As highlighted by the nifty list below, this is part III of the four part series about game development!
I apologize for the ambiguous, possibly inaccurate, name “game services”. I just didn’t know what to call these features, even though we use them in every single game we ever make.
The game services I am referring to are the supporting features we need around our game. JSON parsing, persistence, networking, … etc. These aren’t necessarily provided by the engine (I think it should never be), but we should easily find and integrate a third-party plug-in that provides the needed services.
So, let’s see exactly what services we need, and how our game engine can help with that.
Quality of Service
For my development needs, I needed the ability to access these basic services:
- Websocket networking
- HTTP GET, POST requests
- JSON parsing
- IAP (In app purchases)
Nothing fancy, really. Other games might require much more than this, including things like:
- TCP/UDP networking
- … etc
Once you highlight your needed services, just take a stab at implementing a basic game that simply exercises using them. For example, if you use an engine like Cocos2d-x, you’ll find it cumbersome to integrate third party libraries for IAP, and JSON serialization is painful with C++ (especially so since they chose rapidJSON over JsonCPP).

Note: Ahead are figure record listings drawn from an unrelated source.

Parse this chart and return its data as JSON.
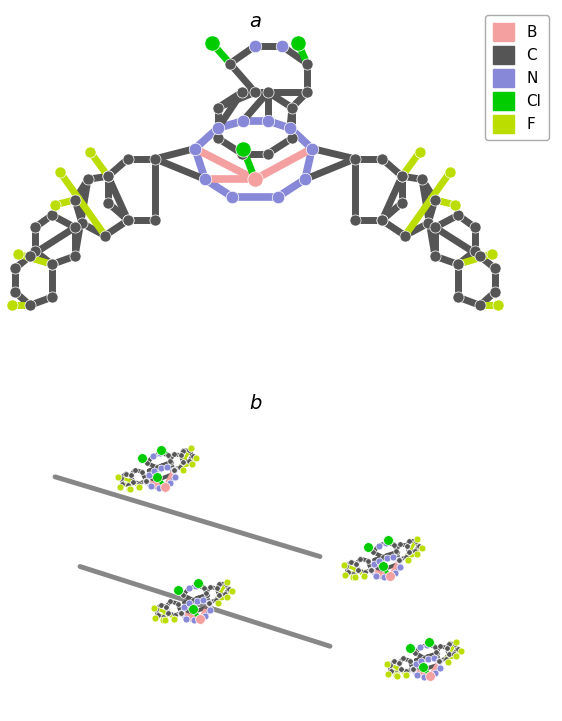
{
  "title_a": "a",
  "title_b": "b",
  "legend_items": [
    {
      "label": "B",
      "color": "#F4A0A0"
    },
    {
      "label": "C",
      "color": "#555555"
    },
    {
      "label": "N",
      "color": "#8888D8"
    },
    {
      "label": "Cl",
      "color": "#00CC00"
    },
    {
      "label": "F",
      "color": "#BBDD00"
    }
  ],
  "bg": "#ffffff",
  "fig_width": 5.62,
  "fig_height": 7.21,
  "dpi": 100
}
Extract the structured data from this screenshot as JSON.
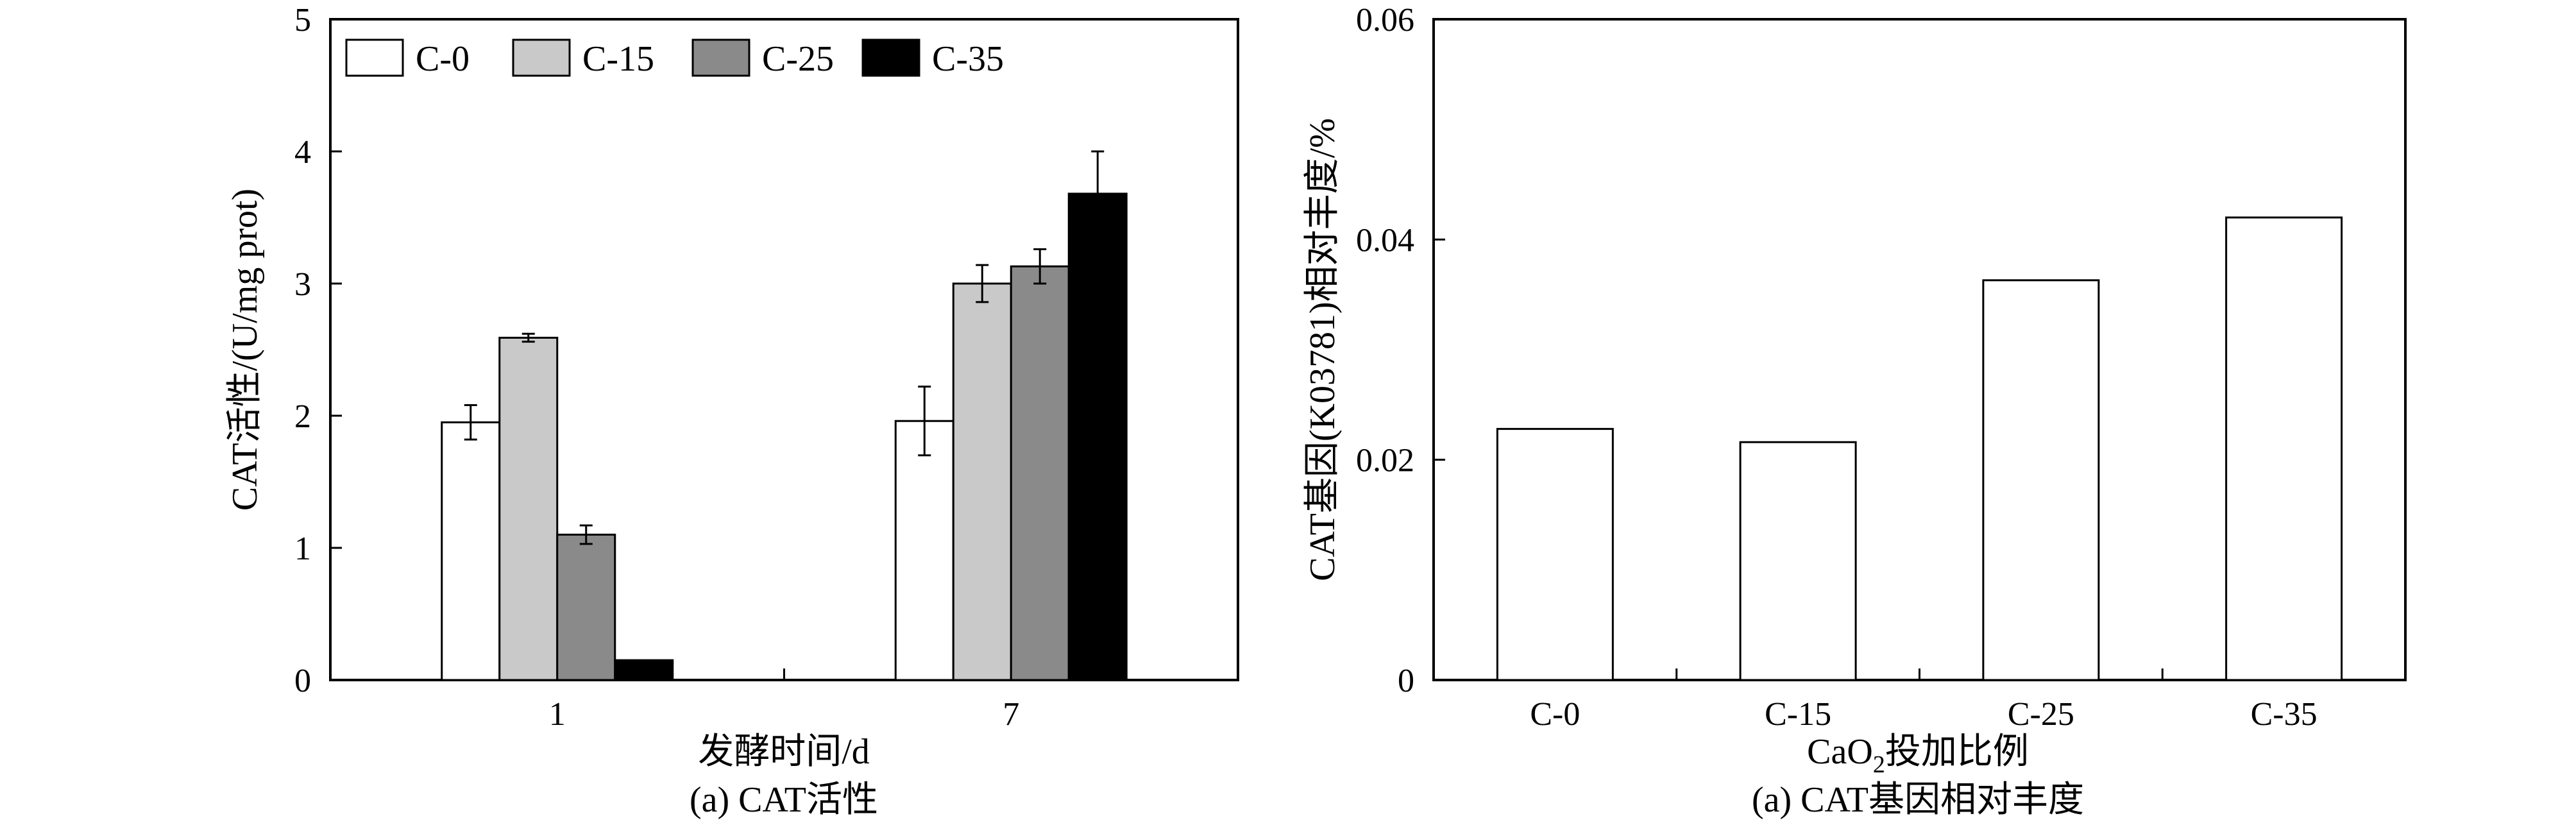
{
  "colors": {
    "C-0": "#ffffff",
    "C-15": "#c9c9c9",
    "C-25": "#8a8a8a",
    "C-35": "#000000",
    "stroke": "#000000"
  },
  "chart_data": [
    {
      "type": "bar",
      "caption": "(a) CAT活性",
      "xlabel": "发酵时间/d",
      "ylabel": "CAT活性/(U/mg prot)",
      "categories": [
        "1",
        "7"
      ],
      "ylim": [
        0,
        5
      ],
      "yticks": [
        "0",
        "1",
        "2",
        "3",
        "4",
        "5"
      ],
      "legend_position": "top-left",
      "series": [
        {
          "name": "C-0",
          "values": [
            1.95,
            1.96
          ],
          "errors": [
            0.13,
            0.26
          ]
        },
        {
          "name": "C-15",
          "values": [
            2.59,
            3.0
          ],
          "errors": [
            0.03,
            0.14
          ]
        },
        {
          "name": "C-25",
          "values": [
            1.1,
            3.13
          ],
          "errors": [
            0.07,
            0.13
          ]
        },
        {
          "name": "C-35",
          "values": [
            0.15,
            3.68
          ],
          "errors": [
            0.0,
            0.32
          ]
        }
      ]
    },
    {
      "type": "bar",
      "caption": "(a) CAT基因相对丰度",
      "xlabel_parts": [
        "CaO",
        "2",
        "投加比例"
      ],
      "ylabel": "CAT基因(K03781)相对丰度/%",
      "categories": [
        "C-0",
        "C-15",
        "C-25",
        "C-35"
      ],
      "values": [
        0.0228,
        0.0216,
        0.0363,
        0.042
      ],
      "ylim": [
        0,
        0.06
      ],
      "yticks": [
        "0",
        "0.02",
        "0.04",
        "0.06"
      ]
    }
  ]
}
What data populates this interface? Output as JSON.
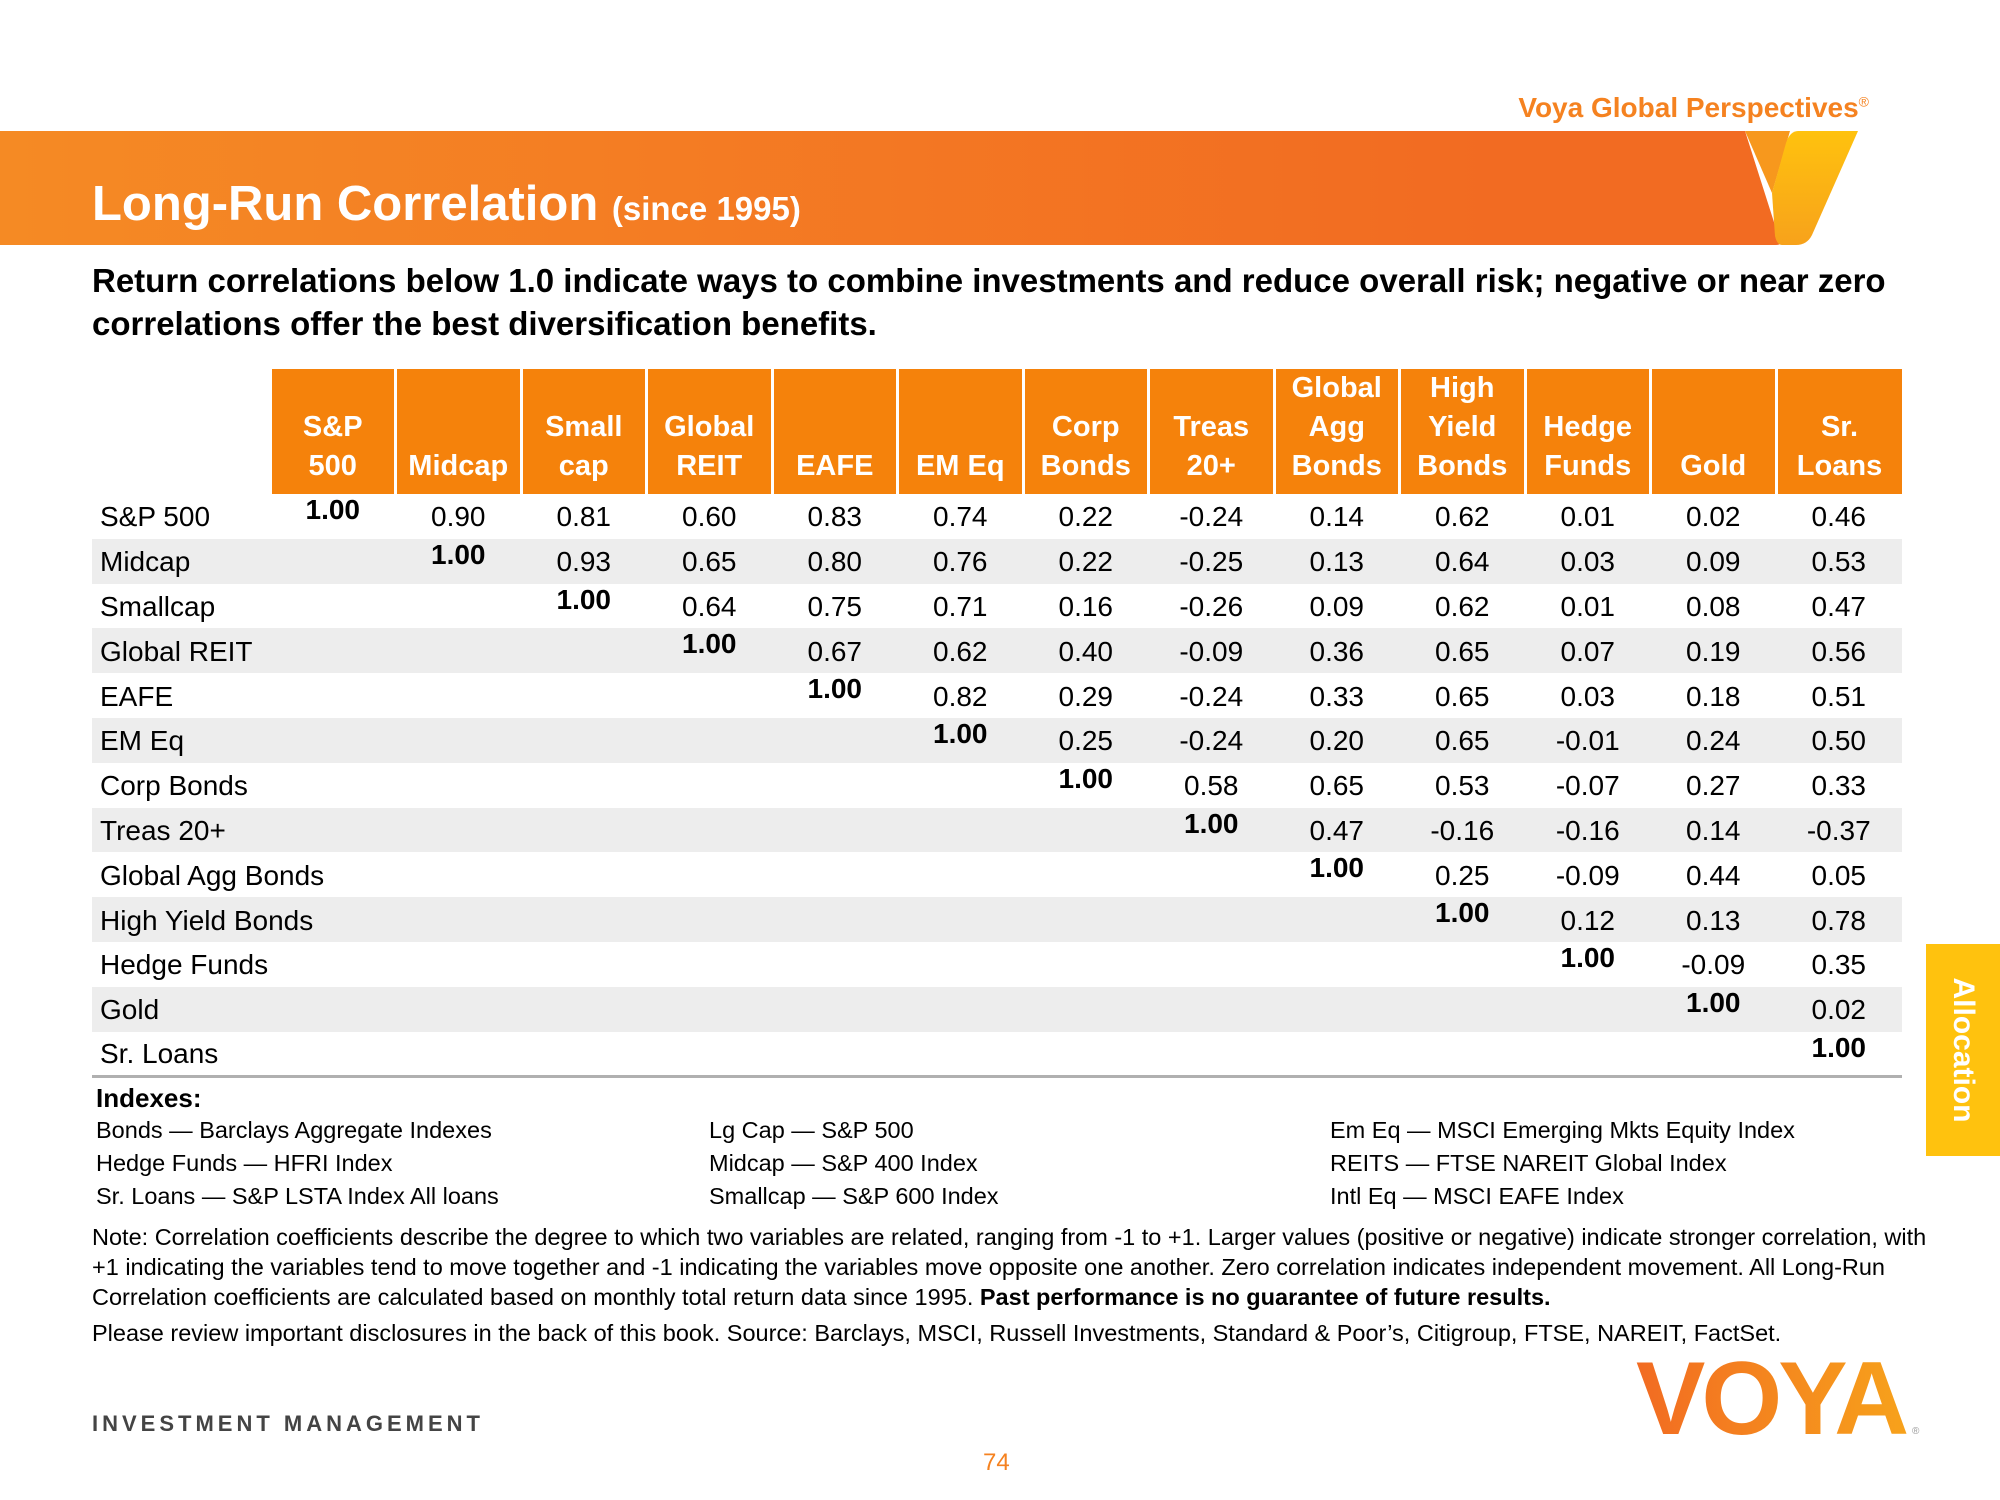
{
  "brand": {
    "text": "Voya Global Perspectives",
    "mark": "®"
  },
  "title": {
    "main": "Long-Run Correlation",
    "sub": "(since 1995)"
  },
  "subtitle": "Return correlations below 1.0 indicate ways to combine investments and reduce overall risk; negative or near zero correlations offer the best diversification benefits.",
  "table": {
    "headers": [
      [
        "S&P",
        "500"
      ],
      [
        "",
        "Midcap"
      ],
      [
        "Small",
        "cap"
      ],
      [
        "Global",
        "REIT"
      ],
      [
        "",
        "EAFE"
      ],
      [
        "",
        "EM Eq"
      ],
      [
        "Corp",
        "Bonds"
      ],
      [
        "Treas",
        "20+"
      ],
      [
        "Global",
        "Agg",
        "Bonds"
      ],
      [
        "High",
        "Yield",
        "Bonds"
      ],
      [
        "Hedge",
        "Funds"
      ],
      [
        "",
        "Gold"
      ],
      [
        "Sr.",
        "Loans"
      ]
    ],
    "rows": [
      {
        "label": "S&P 500",
        "values": [
          "1.00",
          "0.90",
          "0.81",
          "0.60",
          "0.83",
          "0.74",
          "0.22",
          "-0.24",
          "0.14",
          "0.62",
          "0.01",
          "0.02",
          "0.46"
        ]
      },
      {
        "label": "Midcap",
        "values": [
          "",
          "1.00",
          "0.93",
          "0.65",
          "0.80",
          "0.76",
          "0.22",
          "-0.25",
          "0.13",
          "0.64",
          "0.03",
          "0.09",
          "0.53"
        ]
      },
      {
        "label": "Smallcap",
        "values": [
          "",
          "",
          "1.00",
          "0.64",
          "0.75",
          "0.71",
          "0.16",
          "-0.26",
          "0.09",
          "0.62",
          "0.01",
          "0.08",
          "0.47"
        ]
      },
      {
        "label": "Global REIT",
        "values": [
          "",
          "",
          "",
          "1.00",
          "0.67",
          "0.62",
          "0.40",
          "-0.09",
          "0.36",
          "0.65",
          "0.07",
          "0.19",
          "0.56"
        ]
      },
      {
        "label": "EAFE",
        "values": [
          "",
          "",
          "",
          "",
          "1.00",
          "0.82",
          "0.29",
          "-0.24",
          "0.33",
          "0.65",
          "0.03",
          "0.18",
          "0.51"
        ]
      },
      {
        "label": "EM Eq",
        "values": [
          "",
          "",
          "",
          "",
          "",
          "1.00",
          "0.25",
          "-0.24",
          "0.20",
          "0.65",
          "-0.01",
          "0.24",
          "0.50"
        ]
      },
      {
        "label": "Corp Bonds",
        "values": [
          "",
          "",
          "",
          "",
          "",
          "",
          "1.00",
          "0.58",
          "0.65",
          "0.53",
          "-0.07",
          "0.27",
          "0.33"
        ]
      },
      {
        "label": "Treas 20+",
        "values": [
          "",
          "",
          "",
          "",
          "",
          "",
          "",
          "1.00",
          "0.47",
          "-0.16",
          "-0.16",
          "0.14",
          "-0.37"
        ]
      },
      {
        "label": "Global Agg Bonds",
        "values": [
          "",
          "",
          "",
          "",
          "",
          "",
          "",
          "",
          "1.00",
          "0.25",
          "-0.09",
          "0.44",
          "0.05"
        ]
      },
      {
        "label": "High Yield Bonds",
        "values": [
          "",
          "",
          "",
          "",
          "",
          "",
          "",
          "",
          "",
          "1.00",
          "0.12",
          "0.13",
          "0.78"
        ]
      },
      {
        "label": "Hedge Funds",
        "values": [
          "",
          "",
          "",
          "",
          "",
          "",
          "",
          "",
          "",
          "",
          "1.00",
          "-0.09",
          "0.35"
        ]
      },
      {
        "label": "Gold",
        "values": [
          "",
          "",
          "",
          "",
          "",
          "",
          "",
          "",
          "",
          "",
          "",
          "1.00",
          "0.02"
        ]
      },
      {
        "label": "Sr. Loans",
        "values": [
          "",
          "",
          "",
          "",
          "",
          "",
          "",
          "",
          "",
          "",
          "",
          "",
          "1.00"
        ]
      }
    ]
  },
  "indexes": {
    "heading": "Indexes:",
    "columns": [
      [
        "Bonds — Barclays Aggregate Indexes",
        "Hedge Funds — HFRI Index",
        "Sr. Loans — S&P LSTA Index All loans"
      ],
      [
        "Lg Cap — S&P 500",
        "Midcap — S&P 400 Index",
        "Smallcap — S&P 600 Index"
      ],
      [
        "Em Eq — MSCI Emerging Mkts Equity Index",
        "REITS — FTSE NAREIT Global Index",
        "Intl Eq — MSCI EAFE Index"
      ]
    ]
  },
  "note": {
    "text": "Note: Correlation coefficients describe the degree to which two variables are related, ranging from -1 to +1. Larger values (positive or negative) indicate stronger correlation, with +1 indicating the variables tend to move together and -1 indicating the variables move opposite one another. Zero correlation indicates independent movement. All Long-Run Correlation coefficients are calculated based on monthly total return data since 1995. ",
    "bold": "Past performance is no guarantee of future results."
  },
  "source": "Please review important disclosures in the back of this book. Source: Barclays, MSCI, Russell Investments, Standard & Poor’s, Citigroup, FTSE, NAREIT, FactSet.",
  "footer": {
    "company": "INVESTMENT MANAGEMENT",
    "page": "74",
    "logo": "VOYA"
  },
  "side_tab": "Allocation",
  "colors": {
    "orange": "#F5820B",
    "banner": "#F26B22",
    "yellow": "#FFC20E"
  }
}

But still, if you take a step back and realize how customizable Cocos2d-x is, you can simply nuke the services it provides for you, and integrate your own from the vast open source libraries in the C++ landscape.
That is, until you turn around and peek at what the Unity people are doing. You just wanna take a brief look, and you see them partying and having fun! You’re now like, “WTH?! Game development is hard! How come these people are celebrating at such a crucial time??”.
The thing is, Unity pretty much solved the services issue by having an Asset Store. Developers had an incentive to share their reusable services through a market place that provided them with an alternative source of income, so why not?
No matter how good an engine gets, it’ll fail horribly if it tries to be a “do-it-all”, kitchen-sink type of deal. Developers come in many flavors, and the best way to keep them happy is to allow them to bring their own tools and technologies they love, instead of forcing everything down their throat.